В решительный час, когда Лужин с Турати сидят уже перед доской, происходит событие, с виду простое, но с замечательной глубиной найденное Сириным: Турати не играет своего дебюта.
Герои романа напрасно думают, будто Лужин переутомлен миром шахматным. Нет, он не вынес мира реального. Партию с Турати оставил он в проигрышном положении — потому что во время нее впервые полностью выпал из действительности, «шахматные бездны» его поглотили.

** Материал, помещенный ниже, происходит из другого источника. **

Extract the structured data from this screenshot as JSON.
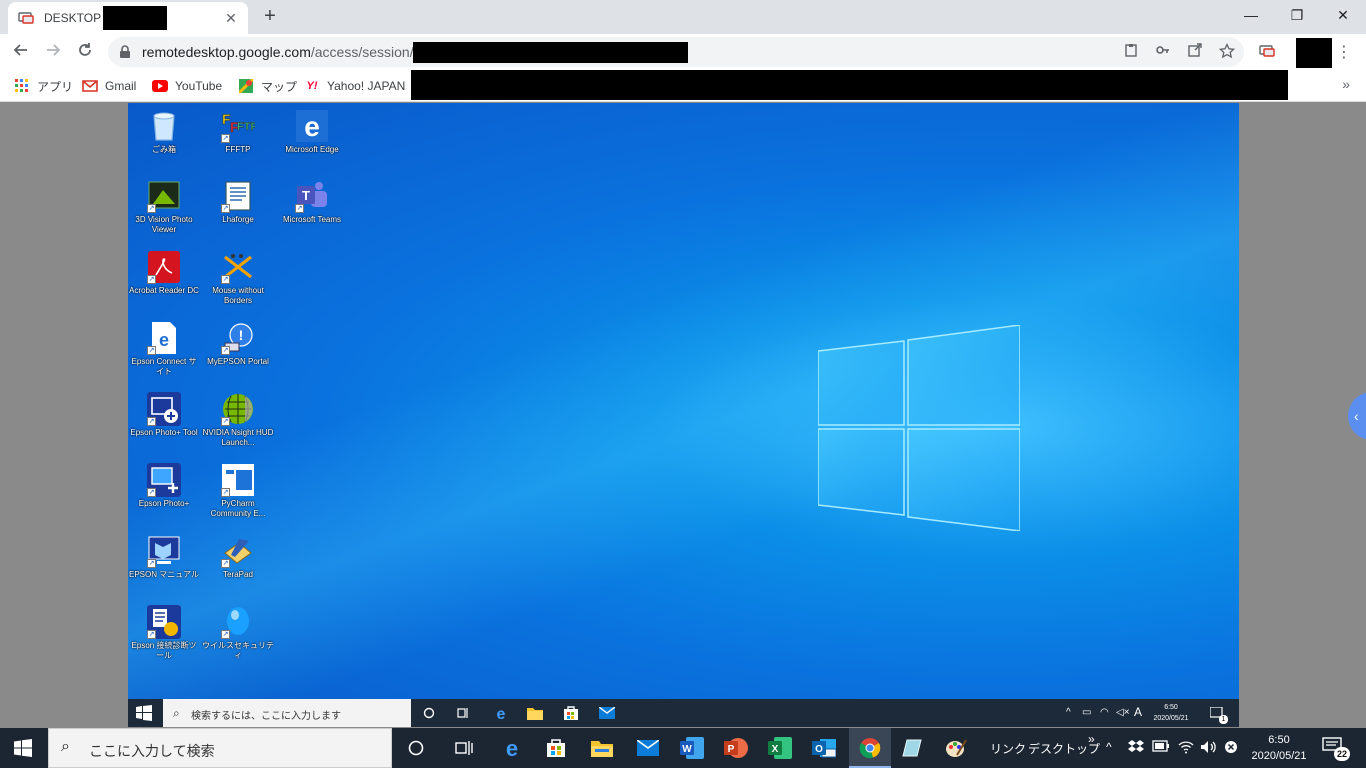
{
  "browser": {
    "tab": {
      "title": "DESKTOP",
      "close": "✕"
    },
    "new_tab": "+",
    "window_controls": {
      "minimize": "—",
      "maximize": "❐",
      "close": "✕"
    },
    "url": {
      "host": "remotedesktop.google.com",
      "path": "/access/session/"
    },
    "bookmarks": [
      {
        "label": "アプリ",
        "icon": "apps-grid-icon"
      },
      {
        "label": "Gmail",
        "icon": "gmail-icon"
      },
      {
        "label": "YouTube",
        "icon": "youtube-icon"
      },
      {
        "label": "マップ",
        "icon": "maps-icon"
      },
      {
        "label": "Yahoo! JAPAN",
        "icon": "yahoo-icon"
      }
    ],
    "bookmarks_more": "»"
  },
  "remote_desktop": {
    "icons": [
      {
        "label": "ごみ箱"
      },
      {
        "label": "FFFTP"
      },
      {
        "label": "Microsoft Edge"
      },
      {
        "label": "3D Vision Photo Viewer"
      },
      {
        "label": "Lhaforge"
      },
      {
        "label": "Microsoft Teams"
      },
      {
        "label": "Acrobat Reader DC"
      },
      {
        "label": "Mouse without Borders"
      },
      {
        "label": "Epson Connect サイト"
      },
      {
        "label": "MyEPSON Portal"
      },
      {
        "label": "Epson Photo+ Tool"
      },
      {
        "label": "NVIDIA Nsight HUD Launch..."
      },
      {
        "label": "Epson Photo+"
      },
      {
        "label": "PyCharm Community E..."
      },
      {
        "label": "EPSON マニュアル"
      },
      {
        "label": "TeraPad"
      },
      {
        "label": "Epson 接続診断ツール"
      },
      {
        "label": "ウイルスセキュリティ"
      }
    ],
    "taskbar": {
      "search_placeholder": "検索するには、ここに入力します",
      "ime": "A",
      "time": "6:50",
      "date": "2020/05/21",
      "notification_count": "1"
    }
  },
  "taskbar": {
    "search_placeholder": "ここに入力して検索",
    "toolbar_links": "リンク",
    "toolbar_desktop": "デスクトップ",
    "toolbar_more": "»",
    "time": "6:50",
    "date": "2020/05/21",
    "notification_count": "22"
  },
  "colors": {
    "desktop_blue": "#0a72de",
    "taskbar": "#1c2532",
    "chrome_tabstrip": "#dee1e6"
  }
}
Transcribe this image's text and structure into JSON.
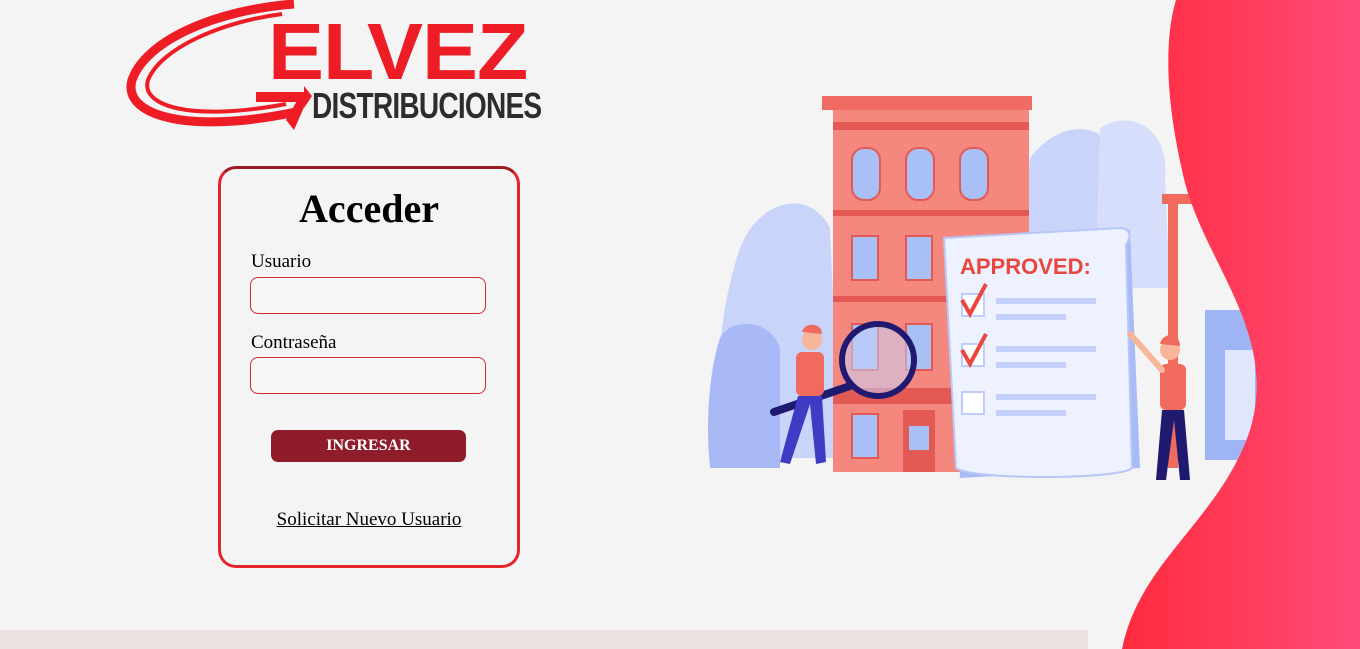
{
  "brand": {
    "name": "ELVEZ",
    "subtitle": "DISTRIBUCIONES"
  },
  "login": {
    "title": "Acceder",
    "username_label": "Usuario",
    "username_value": "",
    "password_label": "Contraseña",
    "password_value": "",
    "submit_label": "INGRESAR",
    "request_link": "Solicitar Nuevo Usuario"
  },
  "illustration": {
    "document_heading": "APPROVED:"
  },
  "colors": {
    "brand_red": "#ee1c25",
    "button": "#8e1c2a",
    "card_border": "#e3262b",
    "wave_start": "#ff2b3e",
    "wave_end": "#ff4b79"
  },
  "icons": {
    "swoosh": "swoosh-arrow-icon",
    "magnifier": "magnifier-icon",
    "checkmark": "checkmark-icon"
  }
}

Художник обречен пребыванию в двух мирах: в мире реальном и в мире искусства, им самим созидаемом. Подлинный мастер всегда находится на той принадлежащей обоим мирам линии, где их плоскости пересекаются. Отрыв от реальности, целостное погружение в мир искусства, где нет полета, но есть лишь бесконечное падение, — есть безумие. Оно грозит честному дилетанту, но не грозит мастеру, обладающему даром находить и уже никогда не терять линию пересечения. Гений есть мера, гармония, вечное равновесие.

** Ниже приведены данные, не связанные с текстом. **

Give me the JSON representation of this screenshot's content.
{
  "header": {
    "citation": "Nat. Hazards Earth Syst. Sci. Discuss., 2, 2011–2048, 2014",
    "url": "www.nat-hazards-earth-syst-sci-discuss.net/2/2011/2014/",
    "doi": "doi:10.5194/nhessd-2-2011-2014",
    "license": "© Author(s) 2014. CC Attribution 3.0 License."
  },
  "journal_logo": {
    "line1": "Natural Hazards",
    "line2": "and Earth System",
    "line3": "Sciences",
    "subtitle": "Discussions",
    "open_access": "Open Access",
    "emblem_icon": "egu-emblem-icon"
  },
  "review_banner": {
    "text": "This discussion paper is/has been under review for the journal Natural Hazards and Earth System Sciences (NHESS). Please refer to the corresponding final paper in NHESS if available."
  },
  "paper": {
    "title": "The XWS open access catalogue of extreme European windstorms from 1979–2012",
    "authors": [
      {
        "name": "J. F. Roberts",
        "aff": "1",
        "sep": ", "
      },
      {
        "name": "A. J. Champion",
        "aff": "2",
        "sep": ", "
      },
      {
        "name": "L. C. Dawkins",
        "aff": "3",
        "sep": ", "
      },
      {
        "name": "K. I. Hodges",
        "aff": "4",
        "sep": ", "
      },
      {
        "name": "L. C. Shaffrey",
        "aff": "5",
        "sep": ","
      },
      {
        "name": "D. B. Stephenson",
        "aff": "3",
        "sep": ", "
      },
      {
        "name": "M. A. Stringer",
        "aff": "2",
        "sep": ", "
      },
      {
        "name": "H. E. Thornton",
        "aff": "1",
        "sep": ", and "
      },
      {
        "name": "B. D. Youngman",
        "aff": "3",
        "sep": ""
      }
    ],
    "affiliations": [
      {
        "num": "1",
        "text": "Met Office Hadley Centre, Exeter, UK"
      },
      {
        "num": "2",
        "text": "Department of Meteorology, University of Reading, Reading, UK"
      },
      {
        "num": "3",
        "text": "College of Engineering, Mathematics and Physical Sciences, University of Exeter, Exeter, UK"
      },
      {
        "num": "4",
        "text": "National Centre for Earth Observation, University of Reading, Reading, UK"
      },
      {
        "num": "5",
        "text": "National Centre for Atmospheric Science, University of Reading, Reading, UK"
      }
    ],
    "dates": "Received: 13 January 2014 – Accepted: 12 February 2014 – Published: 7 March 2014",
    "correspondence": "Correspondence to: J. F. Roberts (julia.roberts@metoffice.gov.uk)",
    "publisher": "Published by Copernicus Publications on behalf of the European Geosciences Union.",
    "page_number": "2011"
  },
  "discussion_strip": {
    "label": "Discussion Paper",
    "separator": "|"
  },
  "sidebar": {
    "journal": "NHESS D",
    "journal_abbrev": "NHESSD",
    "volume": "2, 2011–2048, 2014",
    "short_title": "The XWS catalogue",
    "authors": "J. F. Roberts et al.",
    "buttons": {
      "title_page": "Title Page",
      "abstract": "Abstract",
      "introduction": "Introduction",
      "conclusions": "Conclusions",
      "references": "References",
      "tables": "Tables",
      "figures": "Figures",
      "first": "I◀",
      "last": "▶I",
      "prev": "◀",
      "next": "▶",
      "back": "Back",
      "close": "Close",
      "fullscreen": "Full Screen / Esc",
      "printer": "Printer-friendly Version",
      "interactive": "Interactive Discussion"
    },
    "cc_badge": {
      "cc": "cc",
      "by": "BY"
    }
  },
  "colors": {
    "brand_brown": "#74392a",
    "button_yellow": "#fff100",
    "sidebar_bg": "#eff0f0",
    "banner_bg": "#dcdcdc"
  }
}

Лужин не гений. Он, однако ж, и не бездарность. Он не более как талант. При первых шагах этого достаточно: в качестве вундеркинда он безответственно, но безгрешно имитирует гения, как ребенок имитирует взрослого. Но дальше путь для него закрыт, катастрофа неминуема. Валентинов мудр, ибо это предвидит. «Блещи пока блещется», — говорит он Лужину — и покидает его как раз в тот момент, когда одного блеска, одной имитации гения становится недостаточно. Судьба Лужина совершается. Гармония им не найдена. Водолаз без водолазного снаряда, «сосуд скудельный», дерзнувший на путь истинного творчества, запретный таланту и посильный лишь гению, вундеркинд, заглянувший в «шахматные бездны», — он оказывается ими поглощен.
Безумие есть его законный удел, в котором есть нечто возвышенное, как есть возвышенное в падении Фаэтона. Лужин заслужил честь назваться жертвой искусства. Вероятно, в безумии, в непрестанном падении сквозь шахматные бездны обрел бы он и своеобразное счастье: он вполне приспособлен для благополучного обитания в этом неблагополучном мире. Но его вылечили, извлекли оттуда — на новые мытарства. Проходить тяжкий путь воплощения заставили его вторично. Невеста его выхаживает и женит на себе. От него прячут шахматы, оберегают его от всякого воспоминания об игре. Он вновь является автоматом среди людей. Но мир искусства и безумия не отдает своих жертв. Во втором цикле лужинского существования повторяются все события первого, на сей раз с удесятеренною быстротой. Наконец, происходит второе, буквальное и окончательное, выпадение Лужина из действительности.